La famine de l’ère stalinienne en Ukraine était un « génocide », selon le parlement allemand


Le parlement allemand a approuvé à une écrasante majorité une résolution qualifiant l’Holodomor, la famine provoquée par l’homme qui a tué plus de 3 millions d’Ukrainiens à l’époque stalinienne, de « génocide ».

La résolution symbolique et non contraignante, proposée par les trois partis de la coalition gouvernementale du chancelier Olaf Scholz ainsi que le principal bloc d’opposition, a décrit la famine comme un « massacre ciblé et massif de personnes par la faim » et un « crime contre l’humanité ».

Le vote reflète une prise de conscience croissante parmi les politiciens allemands de l’histoire tragique de l’Ukraine et des relations troublées avec Moscou, un sentiment qui s’est accru depuis le début de la guerre en février.

Robin Wagener, un député des Verts, a déclaré que la mort de millions d’Ukrainiens en 1932-1933 n’était pas le résultat d’une catastrophe naturelle ou d’une mauvaise récolte.

« La cause de cette horreur se trouve au Kremlin : là, le dictateur a pris la décision cruelle de faire passer la collectivisation par la force et de provoquer une famine », a-t-il déclaré.

L’Australie, le Canada, l’Irlande, la Pologne et de nombreux autres pays ont déjà reconnu la famine en Ukraine, alors république soviétique, comme un génocide. Dans un discours prononcé la semaine dernière sur la place Saint-Pierre à Rome, le pape François a établi un parallèle entre le «terrible génocide» perpétré en Ukraine dans les années 1930 et la destruction ciblée par la Russie des infrastructures civiles du pays dans la guerre actuelle.

À partir de 1928, les autorités soviétiques ont confisqué le grain de millions de paysans ukrainiens, le détournant vers les villes et les usines et l’exportant contre des devises fortes. Des milliers d’agriculteurs prospères, connus sous le nom de « koulaks », ont été persécutés et déportés.

Les réquisitions ont été menées parallèlement à la politique de collectivisation forcée de Joseph Staline. Les paysans qui ont résisté aux tentatives de saisie de leurs céréales ont été « brutalement opprimés », selon la résolution du Bundestag.

Dès l’hiver 1931-32, des centaines de milliers de paysans meurent déjà de malnutrition mais les réquisitions se poursuivent et même s’intensifient. Des régions entières ont été bouclées pour empêcher les villageois désespérés de fuir vers les villes à la recherche de nourriture. Au cours de l’hiver 1932-1933, 3 à 3,5 millions de personnes sont mortes de faim.

Staline accusait les Ukrainiens eux-mêmes d’être affamés et sa propagande qualifiait de nazi quiconque mentionnait la famine.

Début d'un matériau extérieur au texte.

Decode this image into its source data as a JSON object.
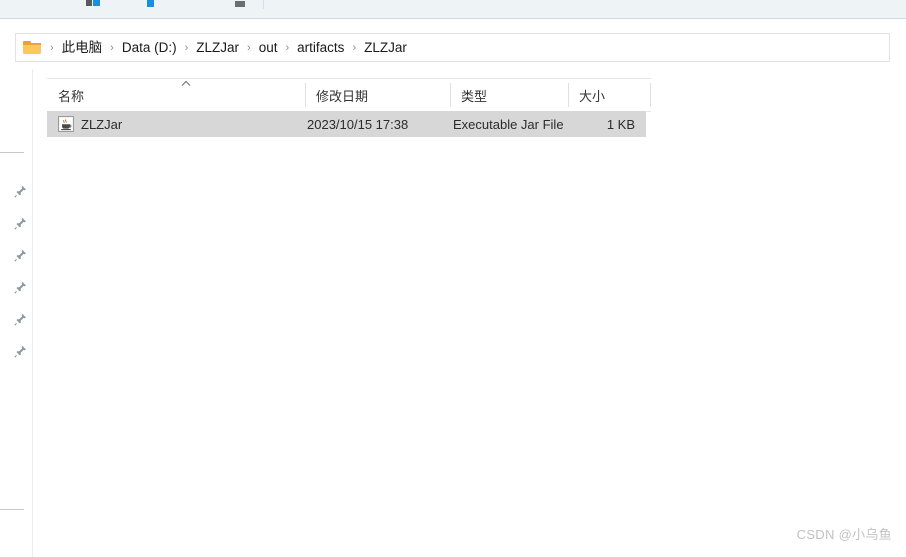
{
  "window": {
    "toolbar": {
      "icons": [
        "share-icon",
        "copy-icon",
        "paste-icon",
        "rename-icon",
        "delete-icon"
      ]
    }
  },
  "address_bar": {
    "folder_icon": "folder-icon",
    "separator": "›",
    "breadcrumbs": [
      {
        "label": "此电脑"
      },
      {
        "label": "Data (D:)"
      },
      {
        "label": "ZLZJar"
      },
      {
        "label": "out"
      },
      {
        "label": "artifacts"
      },
      {
        "label": "ZLZJar"
      }
    ]
  },
  "nav_pane": {
    "pin_icon": "pin-icon",
    "items": [
      {
        "name": "pinned-item-1"
      },
      {
        "name": "pinned-item-2"
      },
      {
        "name": "pinned-item-3"
      },
      {
        "name": "pinned-item-4"
      },
      {
        "name": "pinned-item-5"
      },
      {
        "name": "pinned-item-6"
      }
    ]
  },
  "file_list": {
    "sort_indicator": "chevron-up-icon",
    "columns": [
      {
        "id": "name",
        "label": "名称"
      },
      {
        "id": "date_modified",
        "label": "修改日期"
      },
      {
        "id": "type",
        "label": "类型"
      },
      {
        "id": "size",
        "label": "大小"
      }
    ],
    "rows": [
      {
        "icon": "jar-file-icon",
        "name": "ZLZJar",
        "date_modified": "2023/10/15 17:38",
        "type": "Executable Jar File",
        "size": "1 KB",
        "selected": true
      }
    ]
  },
  "watermark": {
    "text": "CSDN @小乌鱼"
  },
  "colors": {
    "toolbar_bg": "#eef3f6",
    "selection_bg": "#d7d7d7",
    "folder_yellow": "#fbc85c",
    "accent_blue": "#1a8fe0",
    "watermark_grey": "#c2c2c2"
  }
}
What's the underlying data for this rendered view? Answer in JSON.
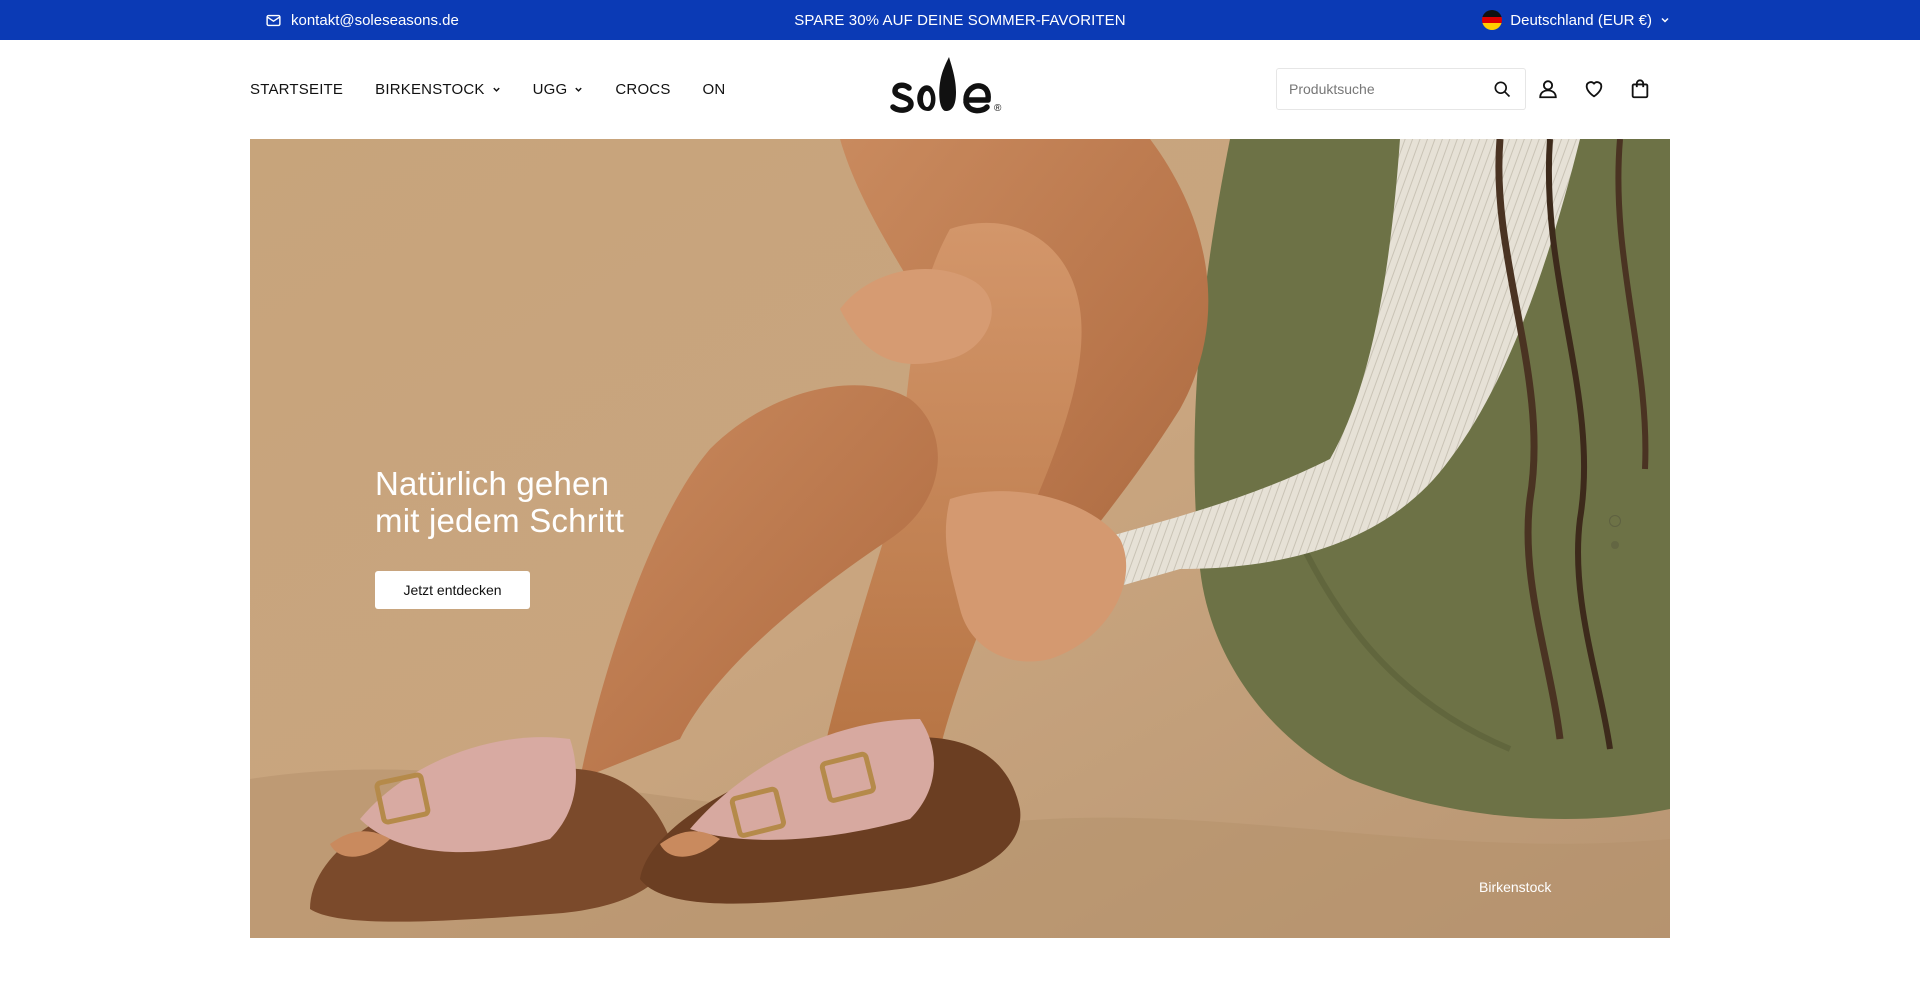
{
  "topbar": {
    "email": "kontakt@soleseasons.de",
    "promo": "SPARE 30% AUF DEINE SOMMER-FAVORITEN",
    "country": "Deutschland (EUR €)",
    "background": "#0b3ab5"
  },
  "nav": {
    "items": [
      {
        "label": "STARTSEITE",
        "dropdown": false
      },
      {
        "label": "BIRKENSTOCK",
        "dropdown": true
      },
      {
        "label": "UGG",
        "dropdown": true
      },
      {
        "label": "CROCS",
        "dropdown": false
      },
      {
        "label": "ON",
        "dropdown": false
      }
    ]
  },
  "logo": {
    "text": "sole",
    "mark": "®"
  },
  "search": {
    "placeholder": "Produktsuche"
  },
  "header_icons": [
    "account-icon",
    "wishlist-heart-icon",
    "cart-bag-icon"
  ],
  "hero": {
    "title_line1": "Natürlich gehen",
    "title_line2": "mit jedem Schritt",
    "button": "Jetzt entdecken",
    "caption": "Birkenstock",
    "slides": 2,
    "active_slide": 1
  }
}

Ulrich Lechte, un député libéral des démocrates libres, a déclaré que l’Holodomor était un « crime inhumain politiquement intentionnel, artificiellement provoqué et systématiquement exécuté par Staline et ses hommes de main ». « D’un point de vue historique et politique, l’Holodomor était un génocide », a-t-il ajouté.

La résolution du Bundestag a déclaré que la famine visait à supprimer « la conscience nationale de l’Ukraine ». « Toutes les choses ukrainiennes étaient profondément suspectes pour Staline, étaient considérées par lui comme récalcitrantes et devaient être subordonnées à tout prix », lit-on. Il a ajouté que l’Union soviétique a constamment nié l’Holodomor et a transformé toute discussion à ce sujet en tabou.

« Les parallèles avec aujourd’hui sont évidents », a déclaré Wagener. « Une fois de plus, un dictateur du Kremlin cherche à soumettre l’Ukraine et à la détruire. »

Lechte a également établi des comparaisons entre l’Holodomor et la guerre actuelle. « Une fois de plus, la faim est utilisée comme une arme », a-t-il dit, notant que les forces russes avaient volé du grain dans les fermes ukrainiennes au début de l’invasion. « Et maintenant, Poutine utilise de plus en plus le froid et l’obscurité comme moyen de guerre », a-t-il ajouté.